Giving her experiences of paying her way through university with sex work Angela from Maiduguri said “I’m a second-year studying Sociology and Philosophy. I started working after my first year, trying various part-time jobs, I’d just moved town from the North. My family are not well off, so can’t afford to help me much.
“I didn’t know anyone in the university town so when I moved there, I started from scratch. At first, I lived in an overcrowded, noisy flat with other students. After I started sex work, I could afford a place of my own.
“I have regular clients through some hotel receptionists who have my number. I visit clients at home, in hotels and occasionally at their workplace. It’s flexible and fits around my course; especially, I can work the hours I want at my convenience.”
Speaking on secrecy, another student confessed that “That’s where I have a problem,” she admitted that her choice has turned into a giant secret. “I have to be careful what I say, where I go and what I do.”
A close discourse with other “practitioners” in confidence revealed some moving issues.
Mabel (not her real name) in a state university told our correspondent that her parents know she is into academic prostitution while in school.
“They have to. Mum is a petty trader and my father was laid off as textile engineer when the industries closed down. But I made good grades and got admission, so what was I expected to do?”
For Martins, “The sex work I partake in is escorting. Men hire me by the hour, either for sex, company or dates. I got into the sex industry because I had no money left to pay my bills or do anything socially. I signed up to a website, thinking I wouldn’t get much of a response, but I did. And it felt good! It feels good to have the ability to make men pay for you; it gives you a certain power over them.
“My friends know what I do but I don’t talk about it to anyone, as there’s definitely a great deal of stigma attached (to sex work). One of my friends actually tried to get me down about it and tried to say I was “a dirty hooker on the street”, but it isn’t like that at all.

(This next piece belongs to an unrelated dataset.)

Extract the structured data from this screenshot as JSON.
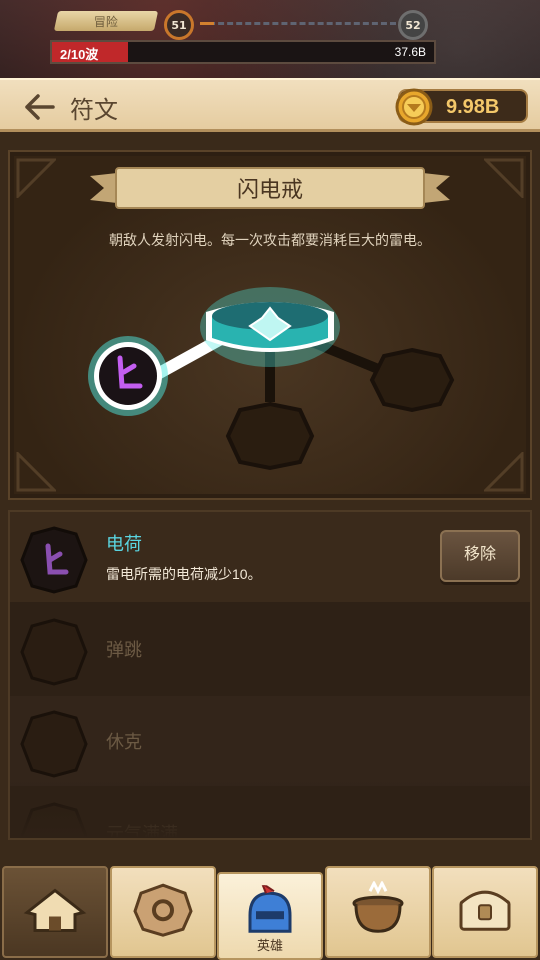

“The type of payment I receive is reasonably good. It lets me pay off my bills and I have money left over to spend on my social life. The income isn’t steady, though: the thing about escorting is that when the money runs out, you aren’t guaranteed to get another customer straight away, so you’re often back to having no money.

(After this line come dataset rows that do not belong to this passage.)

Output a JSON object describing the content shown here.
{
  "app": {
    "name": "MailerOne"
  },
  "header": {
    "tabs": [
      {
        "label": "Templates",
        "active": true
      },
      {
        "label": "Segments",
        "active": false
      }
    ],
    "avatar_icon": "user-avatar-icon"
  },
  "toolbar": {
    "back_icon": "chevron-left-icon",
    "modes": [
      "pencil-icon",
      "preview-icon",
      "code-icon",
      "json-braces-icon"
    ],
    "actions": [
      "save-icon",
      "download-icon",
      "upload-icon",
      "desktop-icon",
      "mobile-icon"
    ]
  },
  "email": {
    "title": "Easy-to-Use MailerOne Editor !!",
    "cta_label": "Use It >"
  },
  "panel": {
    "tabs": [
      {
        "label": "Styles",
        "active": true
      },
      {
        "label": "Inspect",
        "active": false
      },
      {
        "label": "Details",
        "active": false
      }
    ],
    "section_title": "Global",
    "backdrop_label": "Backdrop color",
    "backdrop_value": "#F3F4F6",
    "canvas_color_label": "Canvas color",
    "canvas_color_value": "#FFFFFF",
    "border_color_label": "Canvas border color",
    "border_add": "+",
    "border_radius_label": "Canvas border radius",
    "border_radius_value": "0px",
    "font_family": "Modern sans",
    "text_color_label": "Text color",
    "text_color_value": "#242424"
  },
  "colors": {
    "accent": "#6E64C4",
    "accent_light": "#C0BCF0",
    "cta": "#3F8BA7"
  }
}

Mabel is not an isolated case. Brazilians, Mexicans and Malaysians even boast a worldwide network of academic prostitution on streets and across borders but it is safe to say that it wasn’t a part of our culture.
The issue now went beyond having young female graduates, dropouts or less privileged, litter the streets at odd hours, to creating an educational system that promotes this uncharitable act as the ‘only’ means of survival.
In Nigeria today, it is no longer strange when a chief or chairman drops off another man’s daughter at school on a Monday morning after a weekend of ‘Business Trip’. The smiling young student who now has a bulging purse to pay her school fees and buy books, blows a kiss to the waiting 50 year old man who in turn blushes like melted jelly.
They are everywhere, in every higher institution, almost every department and level. The big girl clique; housing the ones who are ready to handle a sugar-daddy “aristo” and give him the same pleasures a ‘poverty stricken boyfriend’ would demand, with the added advantage of getting some of the allocation that should have gotten home to a patient housewife; a case of “using what you have to get what you want,” unfortunately.